I remember the Sharp PDAs you had to import. That was 80% of the iphone right there. But they never seemed to market them (Samsung isn't particularly clever with their marketing but they throw enough money at it to make it work), or even be particularly interested in selling them abroad. I think they must've not been willing or able to do the carrier negotiation - our subsidized phone structures are a bit weird. Or just overestimated the popularity of wifi in the rest of the world based on that in a small, mostly urban country.

Sony on the other hand made some good stuff but was always just too controlling. The hardware was nice but you had to buy overpriced Memory Stick storage because Sony couldn't bear to use a standard format. And in the pre-android days you had to sell your soul to get a dev kit. (I realise Apple gets away with all of this but Sony doesn't have a reality distortion field). I get the feeling Japanese customers are willing to trust Sony in a way that foreign ones aren't.

I have no great answer to this question (I'm only peripherally aware of how Samsung works and the entire Android ecosystem is a bit of a mystery to me), but if you do, you could get a lot of bookings on the Japanese equivalents of MSNBC.
Here's one piece of the puzzle: http://www.vanityfair.com/business/2014/06/apple-samsung-sma...

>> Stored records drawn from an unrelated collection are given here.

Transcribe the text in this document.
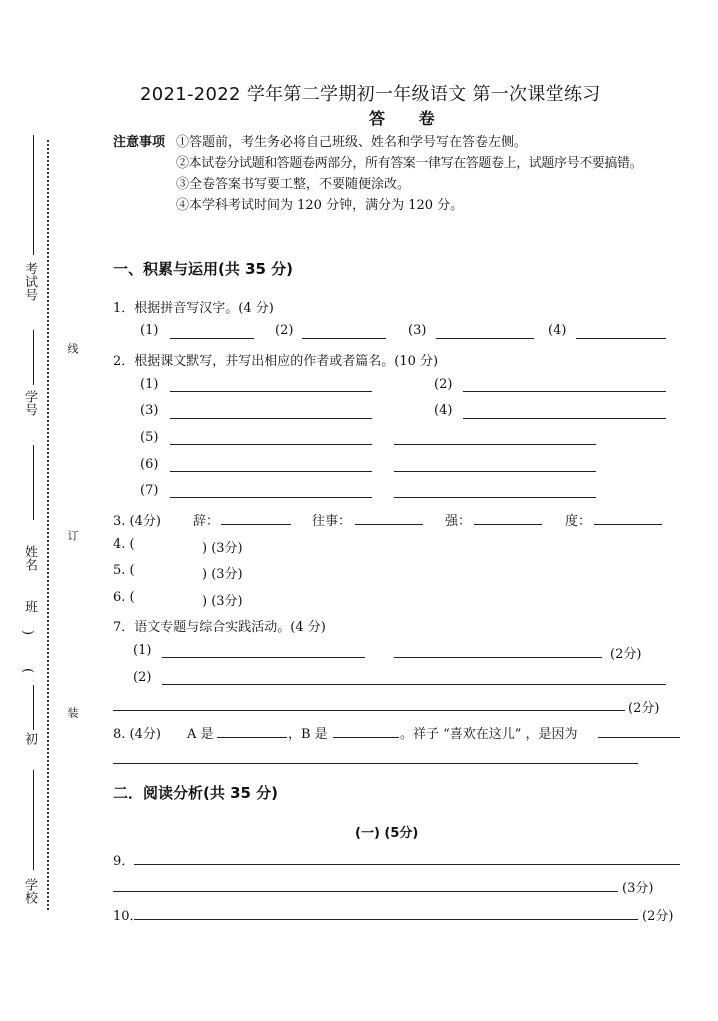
考试号
学号
线
姓名
订
班
)
(
初
装
学校
2021-2022 学年第二学期初一年级语文 第一次课堂练习
答 卷
注意事项 ①答题前，考生务必将自己班级、姓名和学号写在答卷左侧。
②本试卷分试题和答题卷两部分，所有答案一律写在答题卷上，试题序号不要搞错。
③全卷答案书写要工整，不要随便涂改。
④本学科考试时间为 120 分钟，满分为 120 分。
一、积累与运用(共 35 分)
1．根据拼音写汉字。(4 分)
(1)	(2)	(3)	(4)
2．根据课文默写，并写出相应的作者或者篇名。(10 分)
(1)	(2)
(3)	(4)
(5)
(6)
(7)
3. (4分) 辞：	往事：	强：	度：
4. (	) (3分)
5. (	) (3分)
6. (	) (3分)
7．语文专题与综合实践活动。(4 分)
(1)	(2分)
(2)
(2分)
8. (4分) A 是	，B 是	。祥子 “喜欢在这儿” ，是因为
二．阅读分析(共 35 分)
(一) (5分)
9．
(3分)
10．	(2分)
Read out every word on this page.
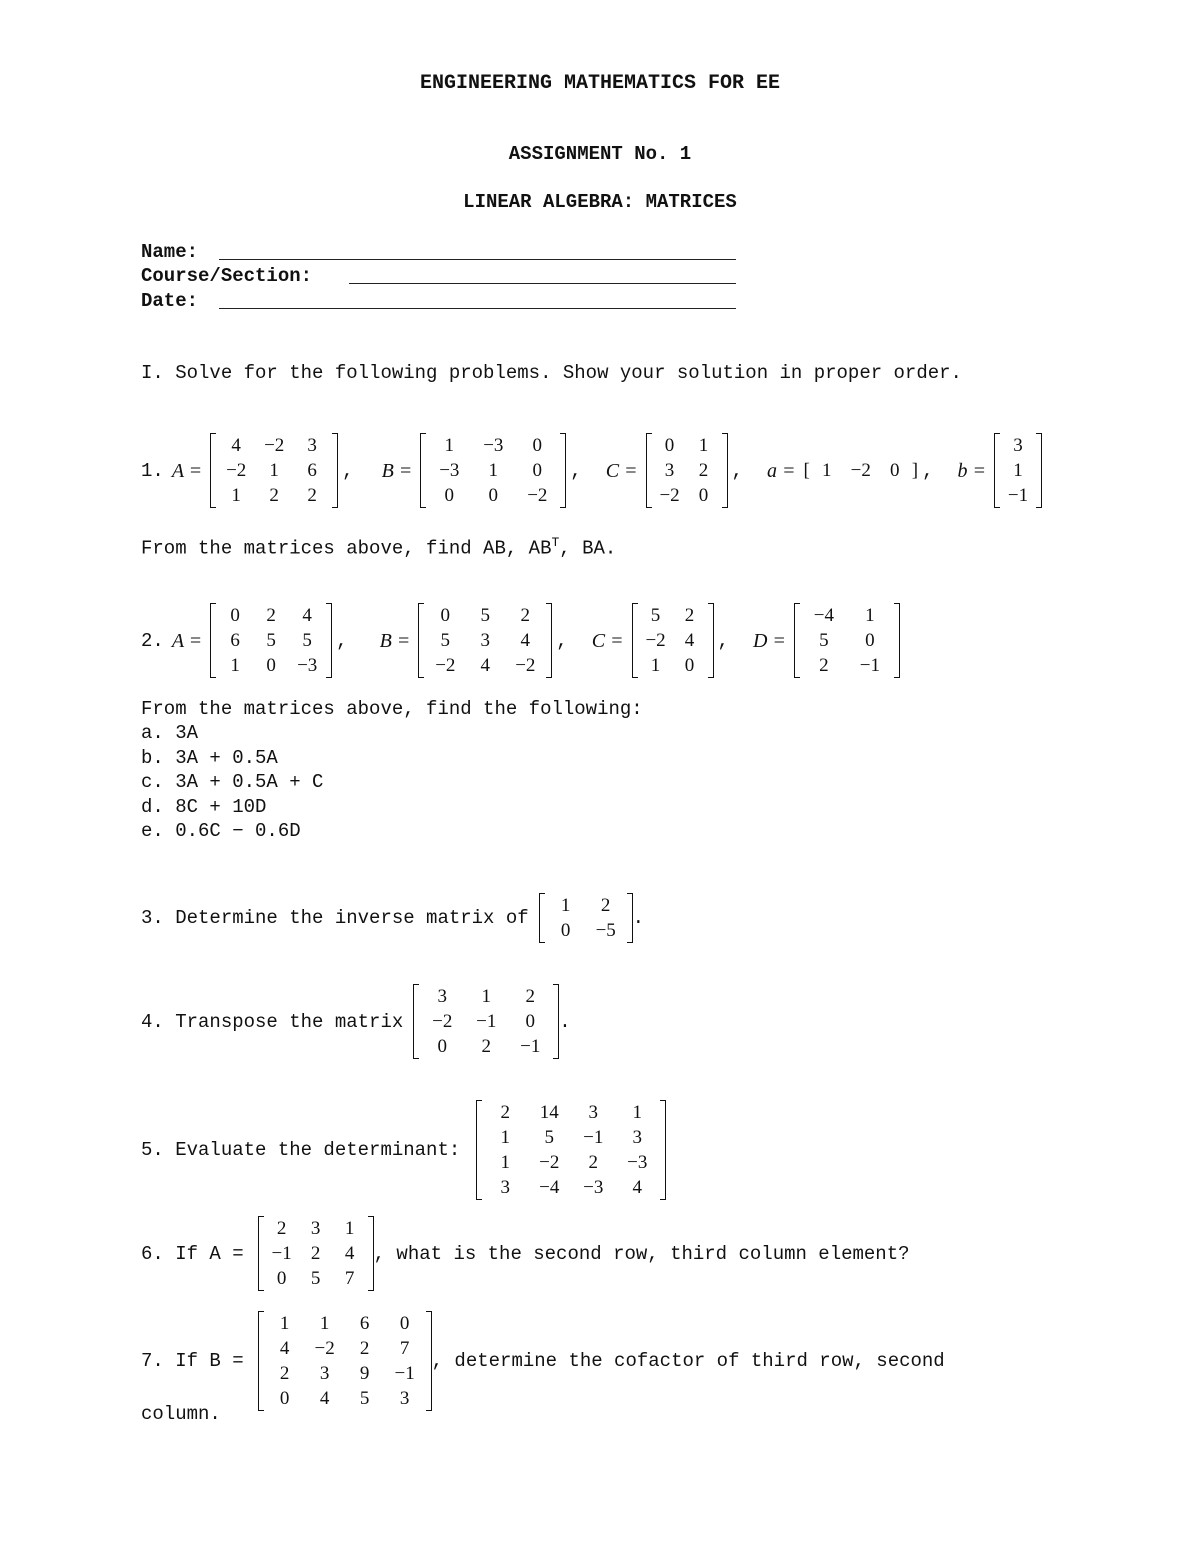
ENGINEERING MATHEMATICS FOR EE
ASSIGNMENT No. 1
LINEAR ALGEBRA: MATRICES
Name:
Course/Section:
Date:
I. Solve for the following problems. Show your solution in proper order.
1. A =
4	−2	3
−2	1	6
1	2	2
, B =
1	−3	0
−3	1	0
0	0	−2
, C =
0	1
3	2
−2	0
, a = [ 1 −2 0 ] , b =
3
1
−1
From the matrices above, find AB, $AB^T$, BA.
2. A =
0	2	4
6	5	5
1	0	−3
, B =
0	5	2
5	3	4
−2	4	−2
, C =
5	2
−2	4
1	0
, D =
−4	1
5	0
2	−1
From the matrices above, find the following:
a. 3A
b. 3A + 0.5A
c. 3A + 0.5A + C
d. 8C + 10D
e. 0.6C − 0.6D
3. Determine the inverse matrix of
1	2
0	−5
.
4. Transpose the matrix
3	1	2
−2	−1	0
0	2	−1
.
5. Evaluate the determinant:
2	14	3	1
1	5	−1	3
1	−2	2	−3
3	−4	−3	4
6. If A =
2	3	1
−1	2	4
0	5	7
, what is the second row, third column element?
7. If B =
1	1	6	0
4	−2	2	7
2	3	9	−1
0	4	5	3
, determine the cofactor of third row, second
column.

> It was the same old pattern: when caught red-handed [for patent infringement], countersue, claiming Samsung actually owned the patent or another one that the plaintiff company had used. Then, as the litigation dragged on, snap up a greater share of the market and settle when Samsung imports were about to be barred. Sharp had filed its lawsuit in 2007; as the lawsuit played out, Samsung built up its flat-screen business until, by the end of 2009, it held 23.6 percent of the global market in TV sets, while Sharp had only 5.4 percent. All in all, not a bad outcome for Samsung.

The Koreans are much more ruthless than the Japanese, who have gone soft.